Reed Weimer: I don't like writing artist statements, so I was like, why don't I write a song? Some of them were easy, some were not. They all came from family stories, or they came from family ideas, because we all have similarities in our families. That was one of the things that I found was great about this work: When I started showing them to people, they got them right away. They were like, oh, yeah, we have a guy like that in my family.

The album pays homage to the details of the Old West: empty booze bottles and old coffeepots and guitars and tool sheds. What beauty do you see in these things?

My family were pioneers in New Mexico in the 1860s, and so I grew up in a house with my great-great-grandparents' furniture. I like these stories of their lives, and these objects are talismans of the lives that they had. There's that old question: If you could have dinner with anyone from history, who would it be? I'd choose my great-great-grandfather. He seemed like a pretty interesting guy.

Tell us about him.

When he was a teenager, about thirteen, they sent him from Germany to Santa Fe to work for his uncle in a dry-goods store. He spent a year in New York learning English, and then went to New Mexico and did well. He took wagons of stuff up to miners and eventually opened his own store in Ranchos de Taos. That's where my father's side of the family is from: Taos, New Mexico.

United States Western artifacts are interesting in that they're only a hundred or so years old. They're things people could still be using, and sometimes they are. My house is full of old stuff. I succumbed to the mass hallucination of nostalgia.

You sing about a coffeepot used by your great-great-grandfather and someone else.

When I was a kid, they said, oh, yeah, you know Ulysses S. Grant drank whiskey out of that coffeepot. You're a kid and you go, oh, sure, I don't know why adults do what they do, but great. Then you get older, and pretty soon it's your coffe pot, and it's been treated with the same respect and dignity that one would afford the general himself, I suppose. So now you start thinking, okay, now I've got this. Do I tell my kids this story? Do we keep going with this? How do I look this up? How do I verify this? Then you start studying your family's history. Is it plausible? How could this have happened? Do my kids even know what the Civil War was? You make a lot of discoveries, and you find out that maybe the dates don't match up. But it goes on being the honored coffeepot.

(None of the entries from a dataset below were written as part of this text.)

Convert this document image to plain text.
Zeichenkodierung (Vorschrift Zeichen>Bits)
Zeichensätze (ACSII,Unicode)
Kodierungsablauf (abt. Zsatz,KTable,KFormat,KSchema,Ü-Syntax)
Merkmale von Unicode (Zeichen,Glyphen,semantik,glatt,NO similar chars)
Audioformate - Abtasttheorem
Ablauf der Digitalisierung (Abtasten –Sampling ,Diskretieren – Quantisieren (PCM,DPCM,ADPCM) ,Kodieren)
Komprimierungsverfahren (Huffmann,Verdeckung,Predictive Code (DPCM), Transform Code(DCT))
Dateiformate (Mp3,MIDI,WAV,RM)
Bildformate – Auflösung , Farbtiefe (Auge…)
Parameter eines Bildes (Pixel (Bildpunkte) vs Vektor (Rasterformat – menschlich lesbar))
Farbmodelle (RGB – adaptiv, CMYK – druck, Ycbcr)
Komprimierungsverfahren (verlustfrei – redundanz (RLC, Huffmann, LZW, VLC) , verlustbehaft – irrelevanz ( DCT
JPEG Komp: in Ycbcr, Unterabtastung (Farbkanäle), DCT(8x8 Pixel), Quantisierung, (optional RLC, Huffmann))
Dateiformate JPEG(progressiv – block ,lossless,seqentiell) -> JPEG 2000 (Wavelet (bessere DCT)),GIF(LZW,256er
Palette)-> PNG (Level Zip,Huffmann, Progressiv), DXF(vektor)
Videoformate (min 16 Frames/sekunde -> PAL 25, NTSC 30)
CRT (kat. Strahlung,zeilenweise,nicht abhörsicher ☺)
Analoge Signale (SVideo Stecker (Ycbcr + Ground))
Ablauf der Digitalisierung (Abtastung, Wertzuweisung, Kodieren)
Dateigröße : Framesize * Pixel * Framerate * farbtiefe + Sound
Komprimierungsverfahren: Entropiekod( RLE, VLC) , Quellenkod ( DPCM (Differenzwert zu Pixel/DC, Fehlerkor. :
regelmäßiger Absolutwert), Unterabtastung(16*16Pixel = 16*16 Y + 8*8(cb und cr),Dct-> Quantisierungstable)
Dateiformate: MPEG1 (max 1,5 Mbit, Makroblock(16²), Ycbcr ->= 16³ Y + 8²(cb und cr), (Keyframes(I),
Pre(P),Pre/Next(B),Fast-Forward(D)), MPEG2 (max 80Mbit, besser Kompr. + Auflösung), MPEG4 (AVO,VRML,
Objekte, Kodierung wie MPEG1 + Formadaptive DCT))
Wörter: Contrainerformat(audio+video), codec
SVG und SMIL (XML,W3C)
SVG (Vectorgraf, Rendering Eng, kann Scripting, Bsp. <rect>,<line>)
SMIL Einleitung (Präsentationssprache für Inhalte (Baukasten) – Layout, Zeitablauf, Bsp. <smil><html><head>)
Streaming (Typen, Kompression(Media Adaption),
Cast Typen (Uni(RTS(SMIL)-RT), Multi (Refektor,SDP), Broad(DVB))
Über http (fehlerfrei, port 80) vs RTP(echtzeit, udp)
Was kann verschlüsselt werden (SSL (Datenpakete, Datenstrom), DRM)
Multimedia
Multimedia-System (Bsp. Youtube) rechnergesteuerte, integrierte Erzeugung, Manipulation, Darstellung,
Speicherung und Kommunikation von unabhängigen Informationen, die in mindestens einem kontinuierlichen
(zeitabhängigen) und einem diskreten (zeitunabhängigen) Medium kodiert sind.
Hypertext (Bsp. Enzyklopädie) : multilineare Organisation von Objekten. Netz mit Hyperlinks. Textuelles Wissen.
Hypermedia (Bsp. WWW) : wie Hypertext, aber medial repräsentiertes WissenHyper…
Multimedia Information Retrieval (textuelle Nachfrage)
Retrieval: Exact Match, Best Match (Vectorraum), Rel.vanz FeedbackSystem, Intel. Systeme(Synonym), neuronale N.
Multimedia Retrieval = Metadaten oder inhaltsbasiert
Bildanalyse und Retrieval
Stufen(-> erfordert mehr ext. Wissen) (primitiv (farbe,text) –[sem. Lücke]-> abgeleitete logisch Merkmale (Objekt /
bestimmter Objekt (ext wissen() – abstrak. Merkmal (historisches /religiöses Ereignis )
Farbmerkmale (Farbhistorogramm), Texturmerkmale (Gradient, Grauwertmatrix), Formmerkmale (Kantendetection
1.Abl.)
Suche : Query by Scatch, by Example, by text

The songs have a title and then a subtitle that seems to hint at some bigger theme, like “The General's Coffee Pot (The Hero)."

The idea with these is that they have the title, and then they have their allegorical significance in the subtitle. Sometimes the songs are more narrative, sometimes they're more about the story, and sometimes they're more about the allegorical significance of the thing. When I first made the drawings, I didn't know why I was making them. Then I realized: These are personal. I have dozens and dozens of these. They could be my life's work, I don't know. They're very satisfying to turn into songs.

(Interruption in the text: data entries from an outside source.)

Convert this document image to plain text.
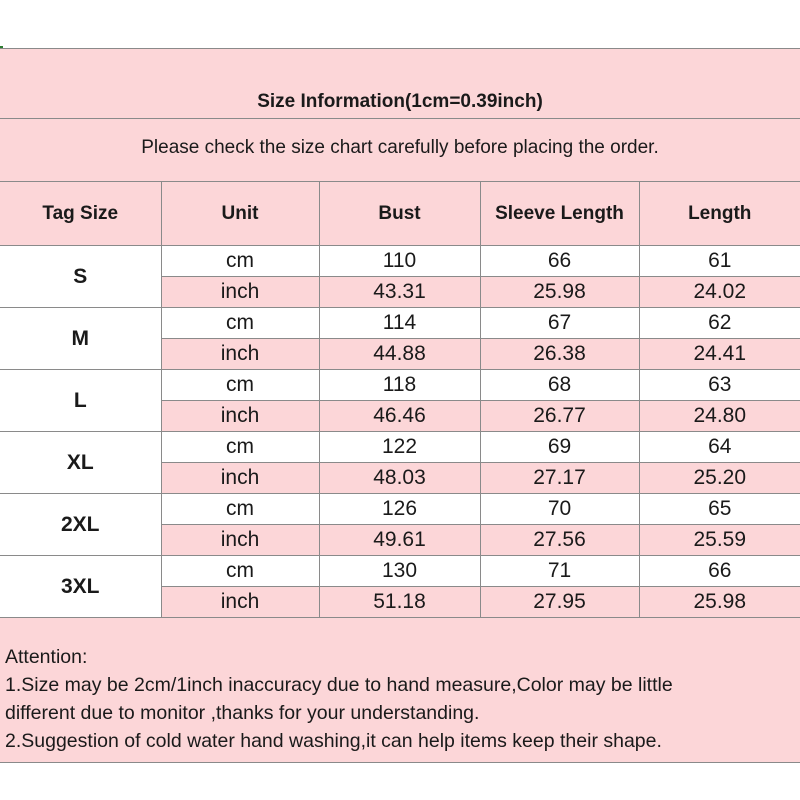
Size Information(1cm=0.39inch)
Please check the size chart carefully before placing the order.
Tag Size	Unit	Bust	Sleeve Length	Length
S	cm	110	66	61
	inch	43.31	25.98	24.02
M	cm	114	67	62
	inch	44.88	26.38	24.41
L	cm	118	68	63
	inch	46.46	26.77	24.80
XL	cm	122	69	64
	inch	48.03	27.17	25.20
2XL	cm	126	70	65
	inch	49.61	27.56	25.59
3XL	cm	130	71	66
	inch	51.18	27.95	25.98
Attention:
1.Size may be 2cm/1inch inaccuracy due to hand measure,Color may be little
different due to monitor ,thanks for your understanding.
2.Suggestion of cold water hand washing,it can help items keep their shape.
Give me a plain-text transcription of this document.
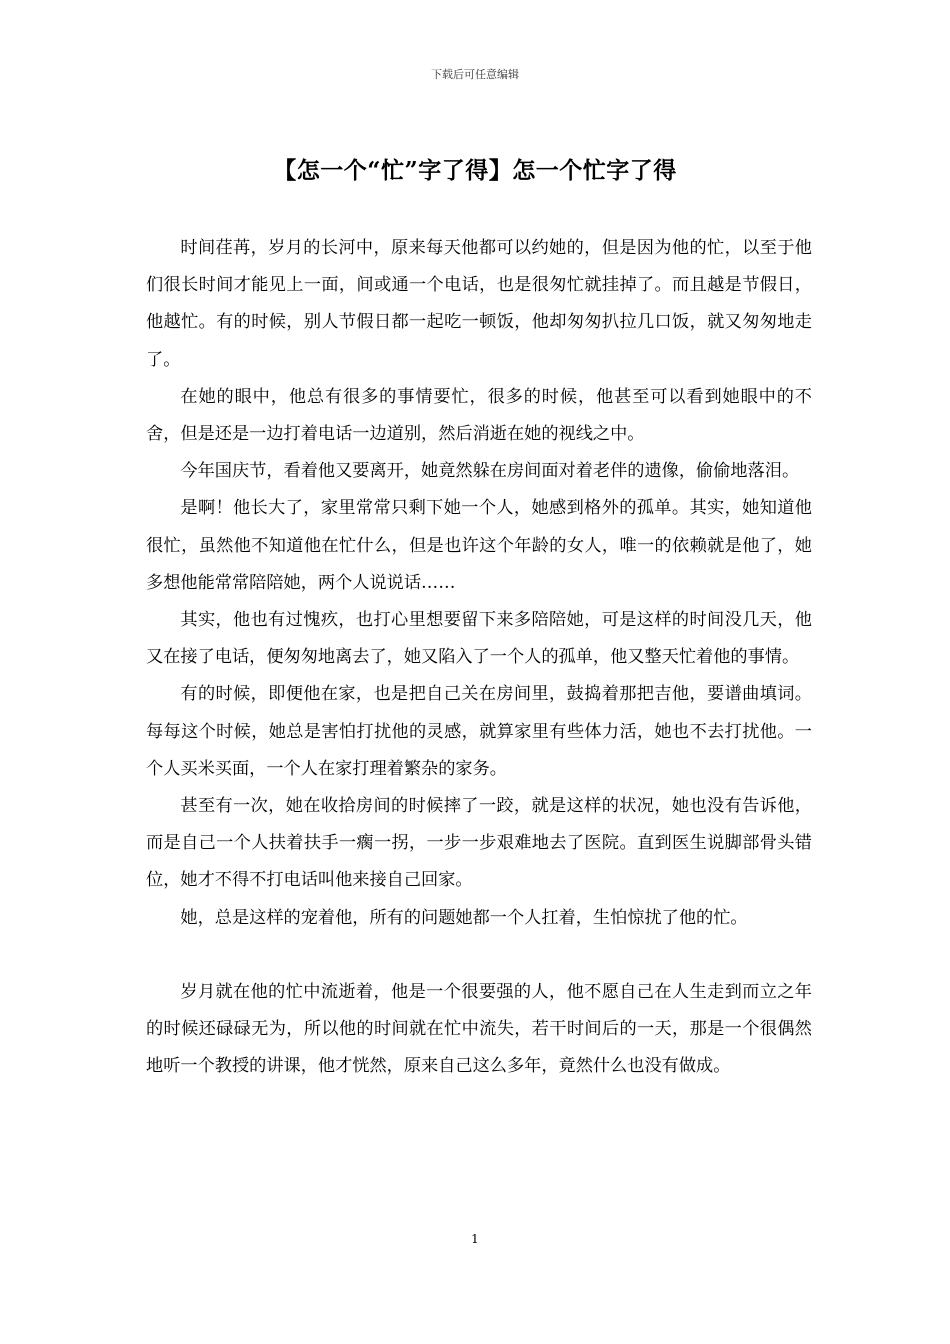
下载后可任意编辑
【怎一个“忙”字了得】怎一个忙字了得

时间荏苒，岁月的长河中，原来每天他都可以约她的，但是因为他的忙，以至于他们很长时间才能见上一面，间或通一个电话，也是很匆忙就挂掉了。而且越是节假日，他越忙。有的时候，别人节假日都一起吃一顿饭，他却匆匆扒拉几口饭，就又匆匆地走了。

在她的眼中，他总有很多的事情要忙，很多的时候，他甚至可以看到她眼中的不舍，但是还是一边打着电话一边道别，然后消逝在她的视线之中。

今年国庆节，看着他又要离开，她竟然躲在房间面对着老伴的遗像，偷偷地落泪。

是啊！他长大了，家里常常只剩下她一个人，她感到格外的孤单。其实，她知道他很忙，虽然他不知道他在忙什么，但是也许这个年龄的女人，唯一的依赖就是他了，她多想他能常常陪陪她，两个人说说话……

其实，他也有过愧疚，也打心里想要留下来多陪陪她，可是这样的时间没几天，他又在接了电话，便匆匆地离去了，她又陷入了一个人的孤单，他又整天忙着他的事情。

有的时候，即便他在家，也是把自己关在房间里，鼓捣着那把吉他，要谱曲填词。每每这个时候，她总是害怕打扰他的灵感，就算家里有些体力活，她也不去打扰他。一个人买米买面，一个人在家打理着繁杂的家务。

甚至有一次，她在收拾房间的时候摔了一跤，就是这样的状况，她也没有告诉他，而是自己一个人扶着扶手一瘸一拐，一步一步艰难地去了医院。直到医生说脚部骨头错位，她才不得不打电话叫他来接自己回家。

她，总是这样的宠着他，所有的问题她都一个人扛着，生怕惊扰了他的忙。

岁月就在他的忙中流逝着，他是一个很要强的人，他不愿自己在人生走到而立之年的时候还碌碌无为，所以他的时间就在忙中流失，若干时间后的一天，那是一个很偶然地听一个教授的讲课，他才恍然，原来自己这么多年，竟然什么也没有做成。

1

What should Sunday's audience expect?

We originally did this show in a bar as an album-release party. It was loud and crowded, and it was a fun show. But afterward, people were all saying, hey, that was really cool, but I couldn't hear what you were saying between songs. And I thought, well, you know, it was important for you to hear what I was saying since I tell a story for each song. That's why we wanted to do this at the Bug, which my brother owns – to approach it more as theater than as a rock band playing. We'll project the painting we're singing about. It'll be a multimedia extravaganza! 

The Flat Out Five will perform History Lessons at 7 p.m. on Sunday, August 21, at the Bug Theatre, 3654 Navajo Street. Tickets, $10, will be available at the door.